I've started reading the fat volume of James Kochalka's sketchbook diaries, Oct 98 - Dec 03. I remember reading somewhere a collection of the diaries he drew around the time of the 9/11 attacks.
"Each day I pick," Kochalka says in a drawn introduction, "one of [the little things that happened that day] and draw a comic strip about it. ... The days go by, the pages fill up, and the row of black sketchbooks grows on my shelf."
He draws himself as a big-eared, buck-toothed elf because, he says, "it reflects my relationship with the world. The magic & mystery of life and my awkward grappling with it." The strips are typically 3 to 4 panels, presented in a square. Kochalka doesn't try to tell a joke, does not necessarily go for a unity of effect. In the strip for Nov 18, 1998, for instance, the first panel depicts elf walking through melting snow, the caption, "All around me, sounds of melting snow" and word balloons within the panel cry out, "Gurgle" and "pitter patter" ... the day's other two panels show elf tapping away at a laptop computer.
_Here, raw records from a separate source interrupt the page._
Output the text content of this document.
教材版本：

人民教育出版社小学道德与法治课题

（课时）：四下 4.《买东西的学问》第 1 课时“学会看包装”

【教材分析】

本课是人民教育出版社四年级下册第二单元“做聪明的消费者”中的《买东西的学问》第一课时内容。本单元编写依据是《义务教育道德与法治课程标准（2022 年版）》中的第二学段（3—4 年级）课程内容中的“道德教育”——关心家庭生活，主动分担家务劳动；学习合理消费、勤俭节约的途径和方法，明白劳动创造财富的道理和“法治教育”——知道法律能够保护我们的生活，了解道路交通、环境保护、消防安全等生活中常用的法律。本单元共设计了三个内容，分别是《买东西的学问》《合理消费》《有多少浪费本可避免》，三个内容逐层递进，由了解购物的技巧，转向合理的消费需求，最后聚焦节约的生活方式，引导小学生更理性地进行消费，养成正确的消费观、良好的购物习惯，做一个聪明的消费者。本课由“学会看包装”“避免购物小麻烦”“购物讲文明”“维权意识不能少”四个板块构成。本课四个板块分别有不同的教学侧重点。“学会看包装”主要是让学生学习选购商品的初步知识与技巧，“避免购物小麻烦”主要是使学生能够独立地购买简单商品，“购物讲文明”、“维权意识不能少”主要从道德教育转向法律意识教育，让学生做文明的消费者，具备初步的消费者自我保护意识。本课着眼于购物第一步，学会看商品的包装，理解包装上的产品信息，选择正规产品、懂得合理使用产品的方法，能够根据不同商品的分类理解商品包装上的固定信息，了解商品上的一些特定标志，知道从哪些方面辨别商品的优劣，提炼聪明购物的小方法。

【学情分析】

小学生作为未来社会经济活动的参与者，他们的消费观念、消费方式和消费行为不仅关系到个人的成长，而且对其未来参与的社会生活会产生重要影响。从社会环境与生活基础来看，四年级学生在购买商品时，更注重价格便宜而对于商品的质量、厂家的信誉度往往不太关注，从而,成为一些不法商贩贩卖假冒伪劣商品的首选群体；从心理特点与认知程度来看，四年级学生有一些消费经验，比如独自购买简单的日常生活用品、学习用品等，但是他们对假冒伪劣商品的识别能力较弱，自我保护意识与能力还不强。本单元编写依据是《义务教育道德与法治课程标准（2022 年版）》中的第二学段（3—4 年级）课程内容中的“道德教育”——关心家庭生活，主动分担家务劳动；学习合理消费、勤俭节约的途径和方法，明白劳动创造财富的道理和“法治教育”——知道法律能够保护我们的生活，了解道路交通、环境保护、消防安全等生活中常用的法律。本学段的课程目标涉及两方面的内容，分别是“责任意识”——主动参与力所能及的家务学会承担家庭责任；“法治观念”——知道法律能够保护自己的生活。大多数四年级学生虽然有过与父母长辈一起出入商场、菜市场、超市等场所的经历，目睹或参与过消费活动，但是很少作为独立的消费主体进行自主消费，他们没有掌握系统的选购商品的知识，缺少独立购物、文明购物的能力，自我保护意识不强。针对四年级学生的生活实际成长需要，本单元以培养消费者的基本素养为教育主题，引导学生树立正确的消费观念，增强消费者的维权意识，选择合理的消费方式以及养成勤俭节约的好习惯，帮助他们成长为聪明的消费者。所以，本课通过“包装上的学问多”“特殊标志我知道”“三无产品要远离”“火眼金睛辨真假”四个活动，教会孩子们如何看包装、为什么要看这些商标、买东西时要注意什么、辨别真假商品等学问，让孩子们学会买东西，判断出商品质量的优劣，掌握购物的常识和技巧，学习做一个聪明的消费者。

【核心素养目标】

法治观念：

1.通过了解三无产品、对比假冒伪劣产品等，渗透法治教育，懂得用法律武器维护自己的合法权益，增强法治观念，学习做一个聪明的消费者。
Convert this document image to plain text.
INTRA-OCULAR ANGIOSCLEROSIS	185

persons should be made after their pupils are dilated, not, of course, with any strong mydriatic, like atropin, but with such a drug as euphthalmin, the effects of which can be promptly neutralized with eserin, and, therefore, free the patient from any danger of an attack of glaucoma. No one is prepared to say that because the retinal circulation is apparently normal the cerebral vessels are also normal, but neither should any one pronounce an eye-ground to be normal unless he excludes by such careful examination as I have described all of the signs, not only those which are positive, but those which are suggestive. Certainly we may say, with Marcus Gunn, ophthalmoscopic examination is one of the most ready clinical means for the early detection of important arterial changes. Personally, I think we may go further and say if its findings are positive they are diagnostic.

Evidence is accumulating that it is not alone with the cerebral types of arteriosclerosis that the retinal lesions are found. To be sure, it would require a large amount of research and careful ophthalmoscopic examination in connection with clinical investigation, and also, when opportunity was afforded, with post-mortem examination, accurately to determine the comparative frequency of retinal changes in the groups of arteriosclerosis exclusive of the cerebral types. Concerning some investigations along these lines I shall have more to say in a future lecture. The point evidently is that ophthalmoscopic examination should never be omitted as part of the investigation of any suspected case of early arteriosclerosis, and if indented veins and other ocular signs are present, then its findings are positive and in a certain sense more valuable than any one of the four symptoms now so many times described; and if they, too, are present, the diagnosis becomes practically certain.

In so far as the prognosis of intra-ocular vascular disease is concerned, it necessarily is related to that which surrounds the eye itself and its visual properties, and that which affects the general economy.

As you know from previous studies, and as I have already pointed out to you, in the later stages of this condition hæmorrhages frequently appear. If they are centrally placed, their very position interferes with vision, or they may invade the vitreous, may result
He glances askance at the reader, "Email is boring."
I find the dailiness of these charming.
Today at my new branch library gig Karen (my new boss) said to me she was working on a Christmas story but was dissatisfied with it because there wasn't any conflict in it. Her story was about a real Christmas, one that sticks with her because it came not long after her parents died and she spent the time with, I think, her sister & husband. She was trying to apply to her personal tale advice she's read in books on how to write.
There are different kinds of writing. Even if Karen succeeded in producing something commercially salable, it does not mean therefore she had produced something that would please her audience, for her audience is family and friends. And some of those people would be pleased by her writing because it included them and what happened happened to them and to people they love. Should the group of them walk into a bookstore together would they all agree on what book to buy? Surely not. One would go for racy romance, one for hard SF, one for experimental poetry, and one would quickly get bored and bow out for a cup of coffee.
Unless you're a staff writer or a freelancer whose bills will go unpaid without the sales of the ancillary rights, when you write you write for yourself first. You are your audience. And usually your worst critic.
I've been reading Anne Stevenson's biography of Sylvia Plath and Stevenson quotes from Plath's diaries many times. Plath was ambitious, determined, and methodical about marketing her work. She gnashed her teeth over rejection, probably dropped to darker depths over them than most of us can handle, yet she kept putting her work out there because that was damned important to her. She did not, however, write the diaries for publication. Much of what she did write for publication included scenes and details from her daily life and the lives of her loved ones and the result could be brutal, lacerating, and cruel. Full of conflict, mostly figurative but sometimes literal.
You can read today's American Elf here.
1 comment:
The library got it. I remember a woman who disguised herself as a man and wrote a book ... this was 20 years ago? "My Life as a Man" ... I think that was the title. The author appeared on Donahue both as a petit pretty woman and in costume (3 piece suit, beard). I recall two stories: one, her consciousness of the threat women felt from her because she was presenting male (a woman quickening her pace, glancing behind her in a dark parking lot); two, gay men hit on her.